I recently wrote a post where I said entrepreneurs need to understand term sheets on their own, without the assistance of lawyers. I got quite a bit of criticism for this, e.g.
@rafer Never ever sign a term sheet without your atty’s review. sry but thats crazy talk @cdixon http://bit.ly/UOgiC myreblog http://bit.ly/cJ9d0
I’ll agree that entrepreneurs, especially first timers, should have lawyers review everything they sign. But I stand behind my main point: you can’t outsource the understanding of key financing and other legal documents to lawyers.
Here’s just one of many examples of why. A company I know was recently confronted with the following trade off. Get a higher valuation with full ratchet anti-dilution or a lower valuation with weighted average anti-dilution. The only way to assess this trade off is to understand what these terms mean and try to compute the expected value of the two offers. In this particular case what matters is the likelihood of a future down round. This is a business judgment, not a legal one, and the people best able to make it are business people.
You also need to consider your personal utility function. For example, as a founder, I don’t care very much about anti-dilution provisions because I figure in the cases where it matters I will already have been fired and my equity crammed down.
My point is you can’t leave these judgements to lawyers. They don’t have the expertise to make these expected value calculations nor do they understand how various scenarios affect the founders personally.
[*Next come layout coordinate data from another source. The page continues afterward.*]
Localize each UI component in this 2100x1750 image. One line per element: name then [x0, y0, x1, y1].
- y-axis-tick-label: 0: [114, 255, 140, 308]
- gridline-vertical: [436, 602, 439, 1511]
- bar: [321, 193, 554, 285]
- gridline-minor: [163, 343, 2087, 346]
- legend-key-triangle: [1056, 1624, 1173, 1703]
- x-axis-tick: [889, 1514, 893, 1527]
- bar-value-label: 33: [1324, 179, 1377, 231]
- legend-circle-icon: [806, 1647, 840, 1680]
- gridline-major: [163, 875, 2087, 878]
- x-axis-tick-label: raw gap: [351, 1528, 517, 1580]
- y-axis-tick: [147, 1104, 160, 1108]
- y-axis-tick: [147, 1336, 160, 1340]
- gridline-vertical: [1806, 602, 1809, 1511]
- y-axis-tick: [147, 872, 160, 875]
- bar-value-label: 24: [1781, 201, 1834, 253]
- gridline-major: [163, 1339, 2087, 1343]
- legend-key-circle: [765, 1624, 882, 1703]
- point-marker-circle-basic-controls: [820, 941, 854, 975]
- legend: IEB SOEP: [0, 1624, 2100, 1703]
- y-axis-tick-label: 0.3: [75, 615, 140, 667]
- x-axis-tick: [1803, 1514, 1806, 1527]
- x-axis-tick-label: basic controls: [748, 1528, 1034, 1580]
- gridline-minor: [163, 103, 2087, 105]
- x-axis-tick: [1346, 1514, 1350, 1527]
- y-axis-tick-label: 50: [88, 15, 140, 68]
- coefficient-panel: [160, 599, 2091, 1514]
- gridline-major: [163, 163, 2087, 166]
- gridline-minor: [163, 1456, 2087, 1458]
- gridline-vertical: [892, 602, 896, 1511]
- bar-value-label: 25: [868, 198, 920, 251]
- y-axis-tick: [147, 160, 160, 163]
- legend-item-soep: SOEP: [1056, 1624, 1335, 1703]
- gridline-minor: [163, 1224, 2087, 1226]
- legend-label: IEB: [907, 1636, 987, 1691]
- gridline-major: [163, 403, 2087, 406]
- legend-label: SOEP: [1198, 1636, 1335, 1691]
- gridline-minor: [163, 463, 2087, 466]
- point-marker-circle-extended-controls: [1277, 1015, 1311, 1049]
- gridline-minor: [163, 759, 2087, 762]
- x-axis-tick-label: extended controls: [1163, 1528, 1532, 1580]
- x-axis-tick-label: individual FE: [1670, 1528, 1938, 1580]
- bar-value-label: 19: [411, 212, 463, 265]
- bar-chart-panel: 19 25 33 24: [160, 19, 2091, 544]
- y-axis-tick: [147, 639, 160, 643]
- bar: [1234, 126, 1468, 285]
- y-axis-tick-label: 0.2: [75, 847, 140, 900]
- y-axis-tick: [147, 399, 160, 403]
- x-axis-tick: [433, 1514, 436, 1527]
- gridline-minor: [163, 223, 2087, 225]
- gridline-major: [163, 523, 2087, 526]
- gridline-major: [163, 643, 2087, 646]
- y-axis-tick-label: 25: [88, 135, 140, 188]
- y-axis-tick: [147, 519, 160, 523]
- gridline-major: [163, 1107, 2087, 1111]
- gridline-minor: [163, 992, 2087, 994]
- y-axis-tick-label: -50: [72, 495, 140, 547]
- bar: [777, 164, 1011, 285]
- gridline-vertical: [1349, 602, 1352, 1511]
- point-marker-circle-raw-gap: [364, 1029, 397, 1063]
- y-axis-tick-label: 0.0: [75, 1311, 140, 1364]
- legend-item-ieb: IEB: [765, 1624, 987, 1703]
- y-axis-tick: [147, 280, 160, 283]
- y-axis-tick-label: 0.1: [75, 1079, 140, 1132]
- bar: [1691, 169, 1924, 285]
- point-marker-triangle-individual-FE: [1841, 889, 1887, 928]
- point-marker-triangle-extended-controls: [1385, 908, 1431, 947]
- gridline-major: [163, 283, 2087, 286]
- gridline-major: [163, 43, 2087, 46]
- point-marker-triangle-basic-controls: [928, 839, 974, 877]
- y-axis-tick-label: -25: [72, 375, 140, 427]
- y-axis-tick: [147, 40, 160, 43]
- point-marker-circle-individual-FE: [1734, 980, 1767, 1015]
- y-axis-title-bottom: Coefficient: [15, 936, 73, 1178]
Another common mistake entrepreneurs make is let their lawyers argue over terms that don’t matter. This puts deals at risk and costs money. You need to understand what they are arguing over to decide when it matters and when it doesn’t.
You learn about these legal issues from experience, by talking to lawyers, by talking to experienced advisors, and by reading blogs and books (every entrepreneur should read The Entrepreneur’s Guide to Business Law).